SEC Chairman Mary Schapiro and Commissioner Luis Aguilar have been the most vocal proponents of self-funding over the past year or so, and now that drumbeat is getting louder. Today, Schapiro, five former SEC chairmen, and Sen. Charles Schumer all offered their support for a provision in the Senate's financial reform legislation that would allow the SEC to remove itself from the appropriations process and be self-funded. Notably, however, this provision is not in the House's financial reform bill, which concerns Sen.
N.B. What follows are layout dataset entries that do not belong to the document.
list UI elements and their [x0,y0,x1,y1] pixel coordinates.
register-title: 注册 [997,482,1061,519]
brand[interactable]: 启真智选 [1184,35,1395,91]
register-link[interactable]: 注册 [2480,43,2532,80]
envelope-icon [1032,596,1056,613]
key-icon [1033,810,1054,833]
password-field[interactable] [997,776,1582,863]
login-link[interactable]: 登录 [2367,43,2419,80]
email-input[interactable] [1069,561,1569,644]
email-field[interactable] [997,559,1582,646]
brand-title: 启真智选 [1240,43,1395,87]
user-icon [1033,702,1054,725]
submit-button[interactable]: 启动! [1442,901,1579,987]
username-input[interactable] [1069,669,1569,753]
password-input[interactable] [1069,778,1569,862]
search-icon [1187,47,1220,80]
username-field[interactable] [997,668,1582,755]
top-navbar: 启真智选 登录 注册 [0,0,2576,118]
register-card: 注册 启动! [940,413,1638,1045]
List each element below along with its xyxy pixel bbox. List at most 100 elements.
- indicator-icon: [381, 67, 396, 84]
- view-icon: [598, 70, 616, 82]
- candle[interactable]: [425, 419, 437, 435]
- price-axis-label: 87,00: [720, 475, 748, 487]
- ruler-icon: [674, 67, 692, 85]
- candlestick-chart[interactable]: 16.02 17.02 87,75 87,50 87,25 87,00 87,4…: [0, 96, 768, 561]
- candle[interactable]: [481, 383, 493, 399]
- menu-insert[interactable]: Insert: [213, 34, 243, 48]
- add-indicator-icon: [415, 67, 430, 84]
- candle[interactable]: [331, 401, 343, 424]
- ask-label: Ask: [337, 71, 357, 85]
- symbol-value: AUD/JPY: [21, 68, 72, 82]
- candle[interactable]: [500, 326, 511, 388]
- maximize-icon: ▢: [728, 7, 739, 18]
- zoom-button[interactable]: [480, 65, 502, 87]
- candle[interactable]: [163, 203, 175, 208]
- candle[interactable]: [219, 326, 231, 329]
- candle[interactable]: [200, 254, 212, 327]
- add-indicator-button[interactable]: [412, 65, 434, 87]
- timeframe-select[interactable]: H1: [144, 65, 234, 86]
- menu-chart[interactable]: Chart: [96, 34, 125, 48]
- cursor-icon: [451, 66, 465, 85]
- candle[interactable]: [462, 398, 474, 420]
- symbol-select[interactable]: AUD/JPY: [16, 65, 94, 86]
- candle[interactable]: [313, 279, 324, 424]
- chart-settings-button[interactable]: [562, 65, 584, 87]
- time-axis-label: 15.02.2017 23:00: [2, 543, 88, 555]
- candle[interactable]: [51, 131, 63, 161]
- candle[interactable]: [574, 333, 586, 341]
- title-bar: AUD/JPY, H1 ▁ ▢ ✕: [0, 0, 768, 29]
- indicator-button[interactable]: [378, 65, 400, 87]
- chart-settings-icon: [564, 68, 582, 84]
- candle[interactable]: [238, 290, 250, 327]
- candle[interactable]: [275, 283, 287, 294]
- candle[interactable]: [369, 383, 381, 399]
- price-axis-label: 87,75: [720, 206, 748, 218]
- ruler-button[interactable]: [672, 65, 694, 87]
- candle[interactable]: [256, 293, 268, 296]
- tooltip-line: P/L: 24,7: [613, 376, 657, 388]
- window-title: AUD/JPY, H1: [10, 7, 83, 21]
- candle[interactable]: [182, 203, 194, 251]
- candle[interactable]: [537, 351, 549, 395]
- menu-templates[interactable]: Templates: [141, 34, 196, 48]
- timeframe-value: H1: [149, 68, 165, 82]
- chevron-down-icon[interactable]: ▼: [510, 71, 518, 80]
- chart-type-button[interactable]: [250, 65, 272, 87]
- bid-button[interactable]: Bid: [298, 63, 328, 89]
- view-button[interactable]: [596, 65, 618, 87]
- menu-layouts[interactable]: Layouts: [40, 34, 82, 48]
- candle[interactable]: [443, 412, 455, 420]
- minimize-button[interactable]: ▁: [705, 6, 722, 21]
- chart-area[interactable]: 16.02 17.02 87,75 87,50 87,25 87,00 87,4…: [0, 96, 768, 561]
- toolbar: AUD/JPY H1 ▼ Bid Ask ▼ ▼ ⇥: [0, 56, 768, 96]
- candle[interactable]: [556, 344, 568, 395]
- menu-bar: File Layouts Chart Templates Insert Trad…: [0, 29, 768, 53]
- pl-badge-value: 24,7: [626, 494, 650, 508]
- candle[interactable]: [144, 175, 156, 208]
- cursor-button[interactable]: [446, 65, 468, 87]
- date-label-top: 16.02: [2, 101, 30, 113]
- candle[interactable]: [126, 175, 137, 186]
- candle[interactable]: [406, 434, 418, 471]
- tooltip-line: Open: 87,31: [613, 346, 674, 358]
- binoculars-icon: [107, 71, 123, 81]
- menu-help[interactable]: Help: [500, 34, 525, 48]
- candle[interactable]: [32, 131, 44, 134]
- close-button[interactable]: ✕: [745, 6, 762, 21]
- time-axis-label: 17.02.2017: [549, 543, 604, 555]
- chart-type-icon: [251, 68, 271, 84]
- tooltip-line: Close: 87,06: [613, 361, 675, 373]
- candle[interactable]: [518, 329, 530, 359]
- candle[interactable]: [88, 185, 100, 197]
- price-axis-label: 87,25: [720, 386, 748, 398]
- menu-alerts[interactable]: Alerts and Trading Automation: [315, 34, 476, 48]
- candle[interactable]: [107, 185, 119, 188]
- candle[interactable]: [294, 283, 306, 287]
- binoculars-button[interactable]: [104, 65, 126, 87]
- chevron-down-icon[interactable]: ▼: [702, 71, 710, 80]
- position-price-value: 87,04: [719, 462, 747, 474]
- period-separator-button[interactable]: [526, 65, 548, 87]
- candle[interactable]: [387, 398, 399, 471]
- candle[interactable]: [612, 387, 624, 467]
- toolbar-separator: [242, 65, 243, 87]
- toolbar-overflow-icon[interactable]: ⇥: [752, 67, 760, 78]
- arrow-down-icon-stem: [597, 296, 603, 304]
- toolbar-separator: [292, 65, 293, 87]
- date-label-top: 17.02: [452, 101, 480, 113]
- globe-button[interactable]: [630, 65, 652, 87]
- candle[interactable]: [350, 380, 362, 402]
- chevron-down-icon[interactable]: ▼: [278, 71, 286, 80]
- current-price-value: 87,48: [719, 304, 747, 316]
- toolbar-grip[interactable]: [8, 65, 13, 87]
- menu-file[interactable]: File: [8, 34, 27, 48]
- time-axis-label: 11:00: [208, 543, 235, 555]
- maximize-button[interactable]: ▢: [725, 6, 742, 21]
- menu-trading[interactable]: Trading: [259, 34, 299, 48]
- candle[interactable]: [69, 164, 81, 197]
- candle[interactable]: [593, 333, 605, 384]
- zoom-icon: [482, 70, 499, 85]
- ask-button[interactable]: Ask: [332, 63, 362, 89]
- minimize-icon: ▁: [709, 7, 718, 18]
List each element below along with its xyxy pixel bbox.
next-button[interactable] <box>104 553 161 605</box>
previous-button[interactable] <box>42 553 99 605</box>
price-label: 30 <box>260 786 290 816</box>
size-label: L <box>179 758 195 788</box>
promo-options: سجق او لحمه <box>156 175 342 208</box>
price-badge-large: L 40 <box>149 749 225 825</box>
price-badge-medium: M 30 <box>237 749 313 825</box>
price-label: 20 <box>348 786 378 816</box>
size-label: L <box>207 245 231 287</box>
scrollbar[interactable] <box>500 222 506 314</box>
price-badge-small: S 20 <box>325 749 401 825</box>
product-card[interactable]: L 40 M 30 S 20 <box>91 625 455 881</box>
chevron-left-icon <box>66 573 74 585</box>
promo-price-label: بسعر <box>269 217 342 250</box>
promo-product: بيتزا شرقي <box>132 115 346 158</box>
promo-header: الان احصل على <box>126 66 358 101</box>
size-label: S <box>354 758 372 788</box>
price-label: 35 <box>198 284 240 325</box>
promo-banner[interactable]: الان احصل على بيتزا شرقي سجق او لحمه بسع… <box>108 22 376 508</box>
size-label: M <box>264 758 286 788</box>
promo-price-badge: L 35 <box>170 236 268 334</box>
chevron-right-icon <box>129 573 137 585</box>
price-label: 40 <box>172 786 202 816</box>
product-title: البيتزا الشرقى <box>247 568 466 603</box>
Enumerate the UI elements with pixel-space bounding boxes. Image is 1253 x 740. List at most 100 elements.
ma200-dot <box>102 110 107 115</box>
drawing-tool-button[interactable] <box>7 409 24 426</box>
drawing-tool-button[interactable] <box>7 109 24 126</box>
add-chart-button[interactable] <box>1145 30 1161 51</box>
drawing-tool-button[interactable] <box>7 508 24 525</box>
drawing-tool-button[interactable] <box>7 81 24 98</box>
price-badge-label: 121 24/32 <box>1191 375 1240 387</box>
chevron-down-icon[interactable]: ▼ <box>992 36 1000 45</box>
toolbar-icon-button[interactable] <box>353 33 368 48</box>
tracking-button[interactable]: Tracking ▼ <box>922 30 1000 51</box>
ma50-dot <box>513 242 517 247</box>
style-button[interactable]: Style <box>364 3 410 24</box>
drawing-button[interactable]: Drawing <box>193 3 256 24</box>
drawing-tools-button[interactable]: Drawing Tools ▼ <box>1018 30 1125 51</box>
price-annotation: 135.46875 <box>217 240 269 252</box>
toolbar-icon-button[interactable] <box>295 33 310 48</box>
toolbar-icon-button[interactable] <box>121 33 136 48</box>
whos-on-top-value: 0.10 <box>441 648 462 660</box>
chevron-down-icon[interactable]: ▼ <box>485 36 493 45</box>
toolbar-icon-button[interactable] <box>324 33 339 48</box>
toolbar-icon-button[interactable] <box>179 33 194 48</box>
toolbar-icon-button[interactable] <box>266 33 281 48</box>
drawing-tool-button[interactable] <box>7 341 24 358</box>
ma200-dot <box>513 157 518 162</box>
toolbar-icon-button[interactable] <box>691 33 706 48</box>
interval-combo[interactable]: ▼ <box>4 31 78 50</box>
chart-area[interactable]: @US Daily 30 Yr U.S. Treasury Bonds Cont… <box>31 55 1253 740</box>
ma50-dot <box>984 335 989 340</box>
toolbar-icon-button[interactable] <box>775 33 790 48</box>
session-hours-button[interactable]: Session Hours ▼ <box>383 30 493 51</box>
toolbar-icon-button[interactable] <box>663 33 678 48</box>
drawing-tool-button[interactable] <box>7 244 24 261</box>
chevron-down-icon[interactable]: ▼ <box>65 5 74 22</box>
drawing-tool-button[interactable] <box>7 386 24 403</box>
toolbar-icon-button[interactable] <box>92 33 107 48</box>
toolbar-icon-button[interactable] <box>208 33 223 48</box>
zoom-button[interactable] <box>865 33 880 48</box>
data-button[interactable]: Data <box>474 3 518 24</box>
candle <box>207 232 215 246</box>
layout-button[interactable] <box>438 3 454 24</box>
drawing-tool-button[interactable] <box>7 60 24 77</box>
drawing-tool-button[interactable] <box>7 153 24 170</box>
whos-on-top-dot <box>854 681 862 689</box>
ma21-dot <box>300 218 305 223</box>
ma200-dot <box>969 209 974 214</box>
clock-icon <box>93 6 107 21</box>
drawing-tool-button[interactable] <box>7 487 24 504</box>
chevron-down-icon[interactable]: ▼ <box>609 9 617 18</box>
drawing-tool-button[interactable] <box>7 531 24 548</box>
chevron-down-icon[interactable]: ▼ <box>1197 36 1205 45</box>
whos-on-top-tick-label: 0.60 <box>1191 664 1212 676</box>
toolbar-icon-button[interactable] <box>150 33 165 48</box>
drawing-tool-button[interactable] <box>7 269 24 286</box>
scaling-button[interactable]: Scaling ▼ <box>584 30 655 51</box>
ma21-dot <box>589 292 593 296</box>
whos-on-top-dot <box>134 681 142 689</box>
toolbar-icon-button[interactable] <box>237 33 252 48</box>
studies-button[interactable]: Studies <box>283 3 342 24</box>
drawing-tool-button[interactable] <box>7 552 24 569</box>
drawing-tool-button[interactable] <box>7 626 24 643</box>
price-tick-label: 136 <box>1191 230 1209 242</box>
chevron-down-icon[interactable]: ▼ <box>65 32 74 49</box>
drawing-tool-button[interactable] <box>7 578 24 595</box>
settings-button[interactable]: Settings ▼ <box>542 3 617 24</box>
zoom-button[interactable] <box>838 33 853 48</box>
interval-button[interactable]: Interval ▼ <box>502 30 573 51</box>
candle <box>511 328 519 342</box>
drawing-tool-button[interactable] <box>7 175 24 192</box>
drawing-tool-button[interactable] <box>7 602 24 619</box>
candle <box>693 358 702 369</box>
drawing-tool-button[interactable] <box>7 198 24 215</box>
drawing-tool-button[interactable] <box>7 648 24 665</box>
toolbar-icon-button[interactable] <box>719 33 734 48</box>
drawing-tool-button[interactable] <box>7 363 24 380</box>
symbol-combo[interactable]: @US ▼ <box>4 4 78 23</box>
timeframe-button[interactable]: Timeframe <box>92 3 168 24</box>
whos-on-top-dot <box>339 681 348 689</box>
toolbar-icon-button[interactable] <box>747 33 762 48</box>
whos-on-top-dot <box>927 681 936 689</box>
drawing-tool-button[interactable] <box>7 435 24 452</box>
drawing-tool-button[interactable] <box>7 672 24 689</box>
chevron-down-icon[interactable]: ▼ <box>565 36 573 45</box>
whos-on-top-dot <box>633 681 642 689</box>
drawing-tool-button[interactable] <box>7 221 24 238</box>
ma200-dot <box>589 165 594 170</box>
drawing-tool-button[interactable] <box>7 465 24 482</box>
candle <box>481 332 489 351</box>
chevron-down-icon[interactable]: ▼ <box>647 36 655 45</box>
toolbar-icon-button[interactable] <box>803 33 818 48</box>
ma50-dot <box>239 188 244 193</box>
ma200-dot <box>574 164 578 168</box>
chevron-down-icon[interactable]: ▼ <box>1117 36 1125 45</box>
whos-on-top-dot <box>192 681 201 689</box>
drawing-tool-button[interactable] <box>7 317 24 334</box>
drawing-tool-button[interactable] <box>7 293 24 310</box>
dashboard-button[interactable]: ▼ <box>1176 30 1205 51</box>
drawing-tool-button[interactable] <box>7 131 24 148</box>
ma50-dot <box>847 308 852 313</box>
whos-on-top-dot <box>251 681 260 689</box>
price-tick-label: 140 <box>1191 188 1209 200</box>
Schumer and others.

In a statement today, Schapiro emphasized that in her view, the financial crisis was a "stark demonstration of just how important it is to give financial regulators the tools needed to address systemic risk." Self-funding, she believes, "ensures independence, facilitates long-term planning, and closes the resource gap between the agency and the entities we regulate." Other benefits to investors would include the ability to better keep up with the financial industry's rapid growth, and a new level of flexibility by the SEC in reacting to developing risks.

Sen. Schumer added today that even the increased SEC budgets proposed in the House bill ($1.3 billion in 2011, $1.5 billion in 2012, $1.8 billion in 2013, $2 billion in 2014 and $2.3 billion in 2015) do not provide the funds and assurances the SEC needs. "It's nice to have an increased authorization but it doesn't put the dollars and the staff there," Schumer said.

Dwight Smith of Alston & Bird explained that none of this money will "become an actuality until there is an appropriation. That's very different than self-funding, where the SEC can set its own budget and keep the funds."

The five other former chairmen supporting the self-funding provision today were William Donaldson, Harvey Pitt, Arthur Levitt, Richard Breeden, and David Ruder.